Additional regional ASD effects without significant symptom correlates included reduced levels of all four metabolites in ACC and MTG (Figures S2A, S11A) and elevated Glx and Cr in MTL (hippocampus, amygdala, rostral lingual gyrus). ACC abnormalities are frequently reported in neuroimaging (20–21,32,38–42) and postmortem studies (pachygyria, dysplasia, heteropia, and small, closely packed neurons)(43–44). The ACC subserves social and executive functions impaired by ASD (45–46). The lateral temporal lobe, including MTG, has been less explored with MRS in ASD (15), but abnormalities are reported in other neuroimaging (14,20,47) and postmortem studies (smaller, more numerous mini-columns)(43). The MTG and STG are thought to be sites of ASD impairments in face processing (48), and theory of mind (49). MTL abnormalities, reported in metabolite (50–52) and volumetric (53) studies, are consistent with amygdalar and hippocampal theories of ASD (54).
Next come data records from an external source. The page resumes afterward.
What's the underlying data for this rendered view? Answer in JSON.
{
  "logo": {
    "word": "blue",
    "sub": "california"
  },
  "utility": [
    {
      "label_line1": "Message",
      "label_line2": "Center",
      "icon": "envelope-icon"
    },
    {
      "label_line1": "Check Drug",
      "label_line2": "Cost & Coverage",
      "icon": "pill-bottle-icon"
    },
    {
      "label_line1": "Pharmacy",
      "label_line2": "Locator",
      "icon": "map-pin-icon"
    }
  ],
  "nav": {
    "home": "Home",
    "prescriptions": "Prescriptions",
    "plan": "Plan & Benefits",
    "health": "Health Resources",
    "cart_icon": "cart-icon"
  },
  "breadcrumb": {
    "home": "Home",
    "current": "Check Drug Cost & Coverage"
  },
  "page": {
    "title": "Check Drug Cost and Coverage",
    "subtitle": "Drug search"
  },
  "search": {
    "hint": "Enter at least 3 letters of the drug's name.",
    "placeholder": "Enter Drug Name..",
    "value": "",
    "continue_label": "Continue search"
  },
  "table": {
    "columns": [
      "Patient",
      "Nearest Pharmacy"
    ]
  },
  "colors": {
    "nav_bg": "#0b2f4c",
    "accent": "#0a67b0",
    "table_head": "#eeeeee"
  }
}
In several regions, metabolites correlated with symptom severity in the absence of ASD main effects. Levels in white-matter of the IC (NAA, Glx), SLF (Glx, Cr), and PCR (Glx, Cr, Cho) correlated inversely with ADOS symptoms, indicating that widespread white-matter metabolite reductions accompany more severe illness. Metabolite levels correlated positively with SRS in CSO (NAA, Cr, Cho), MCC (NAA, Glx, Cr, Cho), and caudate (NAA). MCC abnormalities have been reported in several prior MRS studies (10,30,55–56) and a postmortem study (smaller, more numerous neurons)(57) and this region is a possible locus of social and cognitive impairments in ASD (45). Abnormal caudate metabolites (10,21), volumes (58–59), and cellularity (low interneuron density)(60–61) have been reported in ASD.
Age Effects
Positive age-by-diagnosis interactions were found in PCC (NAA, Cr), MCC (Cr), precuneus (NAA, Glx, Cr), and MTG (NAA) based on inverse correlations with age in TD controls, but no correlation in ASD. Inverse correlations with age were less significant and less spatially extensive in ASD than TD (Supplemental Figure S8A–D). In a few regions (IC, insula, MTL) steeper inverse correlations of all four metabolites with age were seen in ASD. Age interactions involving metabolites have occasionally been reported in ASD (52), but the topic is underexplored. MRI has revealed aberrant growth patterns for brain structures in ASD (62–63), suggesting anomalous developmental trajectories for regional neurometabolites, especially in cortex, for ASD as well.
Sex Effects
For the overall sample, in several regions TD had lower levels of one or more metabolites for males than females, while ASD had higher levels for males. In some regions, ASD females had lower metabolites comparable to those of TD males, violating the TD males lower than female pattern. This suggests that the ASD females were relatively akin to males in their spatial pattern of metabolite levels. We are unaware of prior reports of MRS sex differences in ASD. ASD affects males more frequently than females (1) leading to an “extreme male brain theory” of ASD (64). The diminished male-female metabolite differences presently seen modestly support this notion, but in most regions male-female metabolite differences were similar in ASD and TD, and effects for ASD vs. TD males largely resembled effects for the overall sample. Larger metabolite studies of females with ASD are needed to test this theory more rigorously.
FSIQ Effects
FSIQ moderated effects of diagnosis on metabolite levels in numerous brain regions (Figure 5). Although there was much overlap in FSIQ between the ASD and TD samples, positive correlations in ASD indicated that one or more metabolite levels declined with decreasing FSIQ in white (SCR, ACR, PCR, CC, SLF) and gray matter (MCC, PCC, VP, Th, Ins, STC), whereas correlations with FSIQ were weaker or opposite in TD. These findings suggest that the general reductions in metabolite levels we detected as a main effect of ASD are larger in ASD participants with lower IQs. Metabolite correlates of IQ have been reported in some ASD studies (30,41,50), but most studies have excluded low-functioning participants, whom we included intentionally to assess IQ effects and to improve generalizability of findings. The regional distribution of FSIQ effects in ASD corresponded closely to the distribution of SRS severity correlates (Figures 2–3, 5) but were statistically independent of them, suggesting that the same metabolic signature contributes to both lower IQ and more severe symptoms, which together are often considered “lower functioning” in ASD.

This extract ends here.